The desire to make pay walls a key strategy in the new media economy is historically odd given that news organisations have never relied on subscriptions for the majority of their revenues. As a rule only 20% of newspaper revenues have come from subscriptions with 80% from advertising. That means even if pay walls were somehow successful it would only ever be a very small success on the road to funding journalism. And as the only beneficial pay walls are likely to be small and partial – as part of a “freemium” strategy that leaves general news open to all while restricting access to premium content – the revenue they produce is likely to be even smaller.
A common response to this argument is to highlight the small number of successful instances of subscription, such as the Financial Times, the Wall Street Journal or a consumer publication like Which in the UK. However, what these outlets have in common is that they offer subscribers sensitive information with financial benefits (often paid for by corporate expense accounts) or, in the case of Which, they provide impartiality through advertisement-free reports. And if someone argues that micropayments for individual news stories might be a better approach than a comprehensive pay wall then — aside from questioning the idea there can be an ‘iTunes for news’ — we should ask if this is a good scenario: would journalists like their proprietors to judge the quality of their work by the number of consumers who had purchased their writing? Would serious investigative journalism compete well in an environment where pageview bonuses (like those at Gawker) were in operation?
That leaves funding journalism back in the troubled world of advertising, which as noted above, has been declining in print media for a long time. In the early days of the on-line revolution, it was hoped the vast amount of web traffic (“unique users”) going to sites would provide the basis for a new advertising model for the Internet. In part this has occurred, and on-line advertising remains a growth area in percentage terms even during the current recession. The trouble is that the values of this advertising is small, perhaps one-tenth of the print sector it is replacing. Except for Google and its distributed mode of advertising, “print dollars are replaced by mere online dimes” [Jarvis, What Would Google Do, p.125].

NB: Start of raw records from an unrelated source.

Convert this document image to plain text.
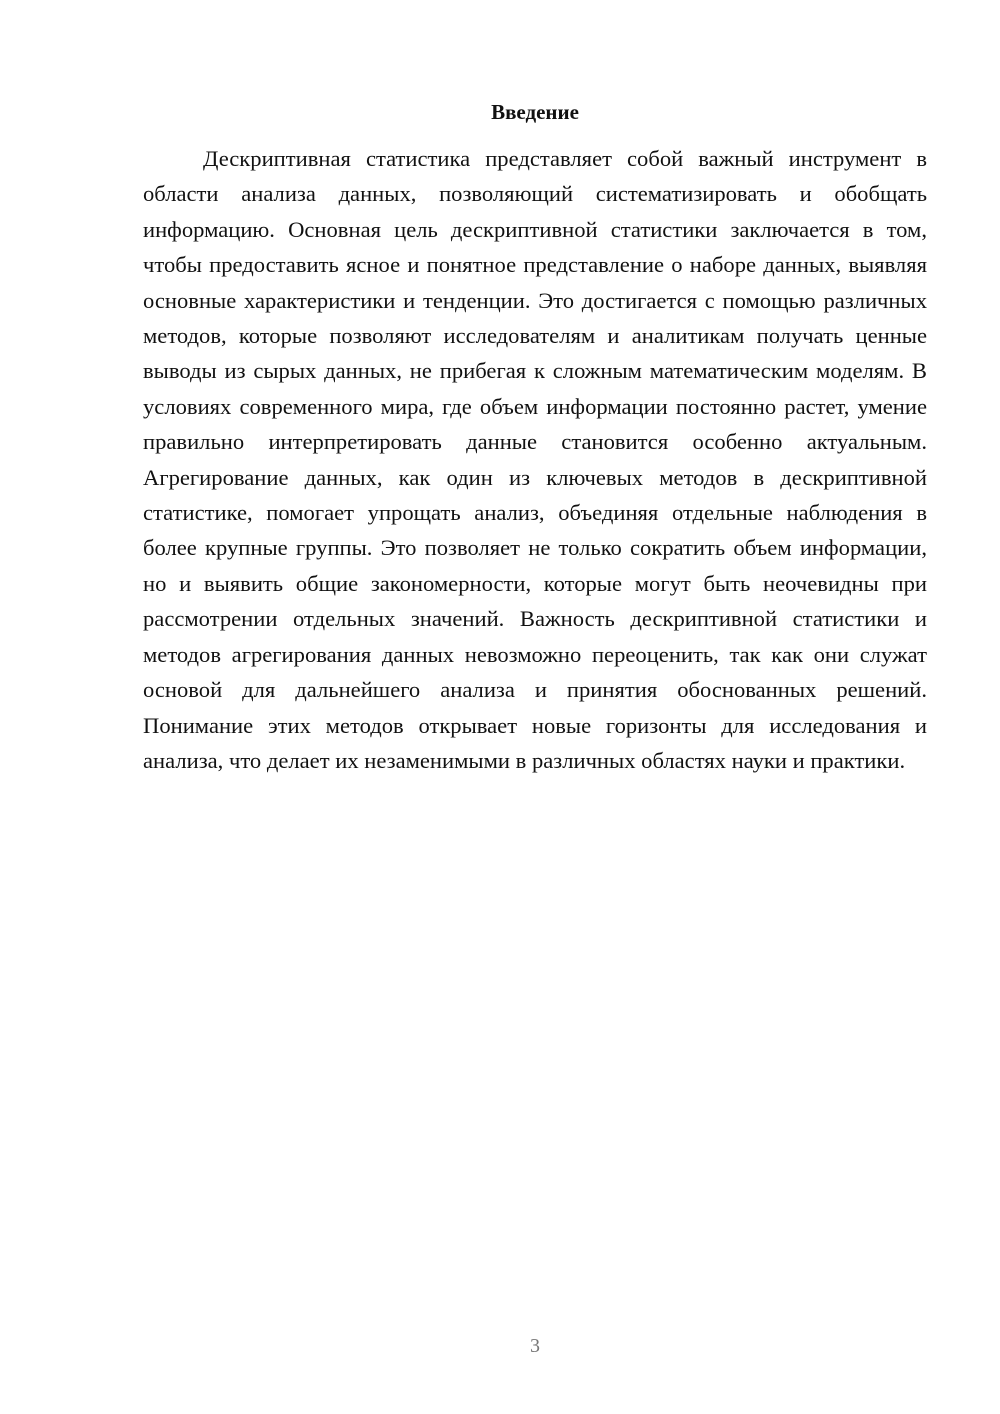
Введение

Дескриптивная статистика представляет собой важный инструмент в области анализа данных, позволяющий систематизировать и обобщать информацию. Основная цель дескриптивной статистики заключается в том, чтобы предоставить ясное и понятное представление о наборе данных, выявляя основные характеристики и тенденции. Это достигается с помощью различных методов, которые позволяют исследователям и аналитикам получать ценные выводы из сырых данных, не прибегая к сложным математическим моделям. В условиях современного мира, где объем информации постоянно растет, умение правильно интерпретировать данные становится особенно актуальным. Агрегирование данных, как один из ключевых методов в дескриптивной статистике, помогает упрощать анализ, объединяя отдельные наблюдения в более крупные группы. Это позволяет не только сократить объем информации, но и выявить общие закономерности, которые могут быть неочевидны при рассмотрении отдельных значений. Важность дескриптивной статистики и методов агрегирования данных невозможно переоценить, так как они служат основой для дальнейшего анализа и принятия обоснованных решений. Понимание этих методов открывает новые горизонты для исследования и анализа, что делает их незаменимыми в различных областях науки и практики.

3
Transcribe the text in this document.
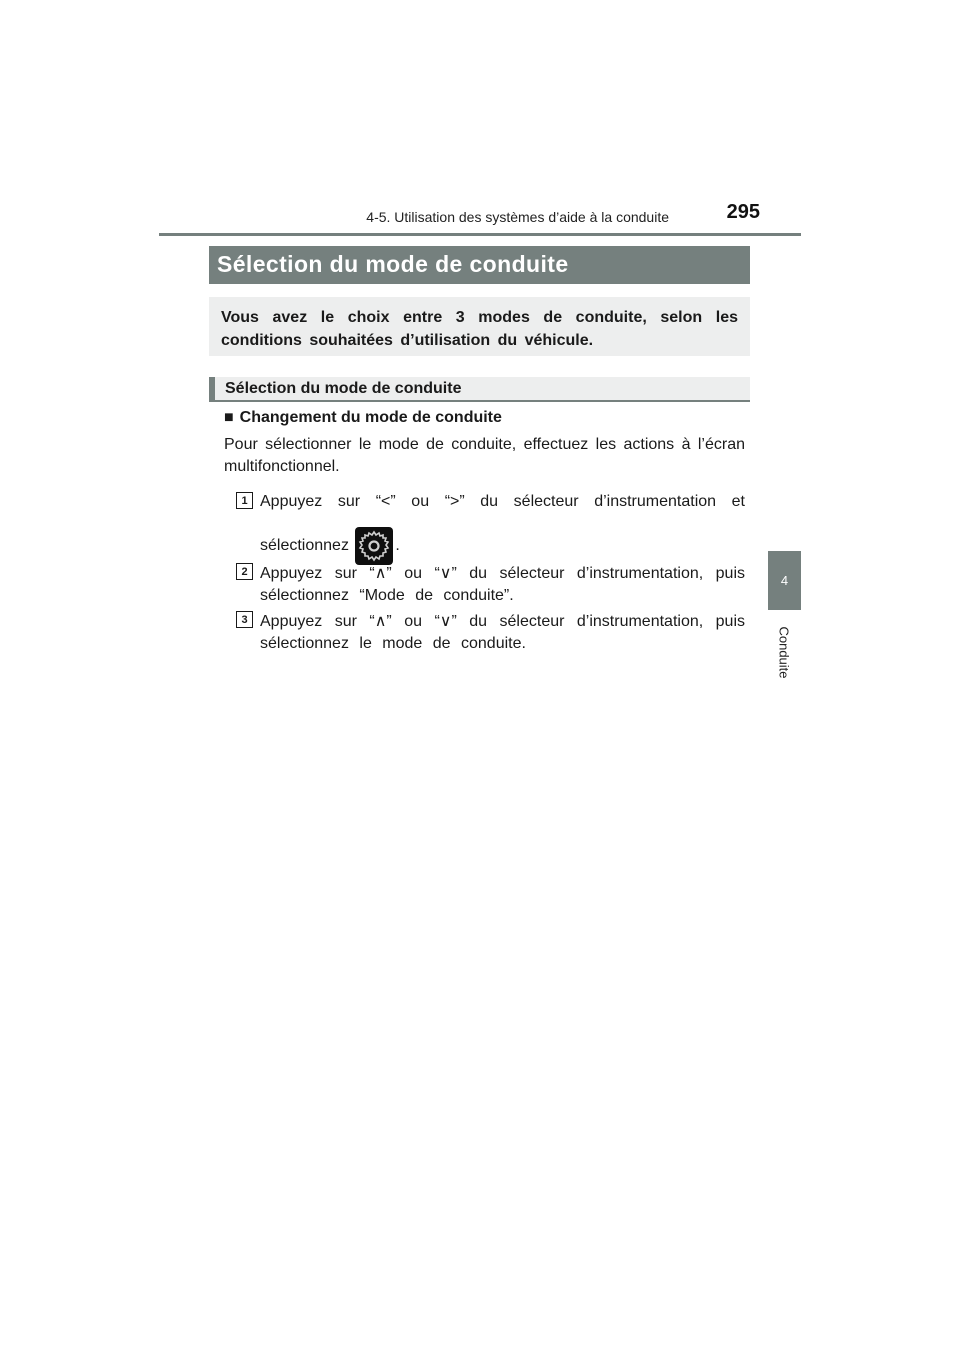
4-5. Utilisation des systèmes d’aide à la conduite	295
4
Conduite
Sélection du mode de conduite
Vous avez le choix entre 3 modes de conduite, selon les conditions souhaitées d’utilisation du véhicule.
Sélection du mode de conduite
■ Changement du mode de conduite
Pour sélectionner le mode de conduite, effectuez les actions à l’écran multifonctionnel.
1 Appuyez sur “<” ou “>” du sélecteur d’instrumentation et
sélectionnez	.
2 Appuyez sur “∧” ou “∨” du sélecteur d’instrumentation, puis sélectionnez “Mode de conduite”.
3 Appuyez sur “∧” ou “∨” du sélecteur d’instrumentation, puis sélectionnez le mode de conduite.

So neither pay walls nor advertising are the answer; what then? As noted above, instead of a single business model for journalism emerging, we are going to see a series of diverse models producing revenue indirectly (see the example of one profitable blog, Techdirt, here). And that will bring journalism into line with other digital industries. Take music for example – it is rumoured that only 10% of U2’s revenue comes from its songs/albums. The bulk comes from concerts, merchandising, video games, advertising, sponsorship and any number of other sources. It’s going to take some creative accounting, but funding good investigative journalism will only be as difficult as it has always been, and largely achieved indirectly.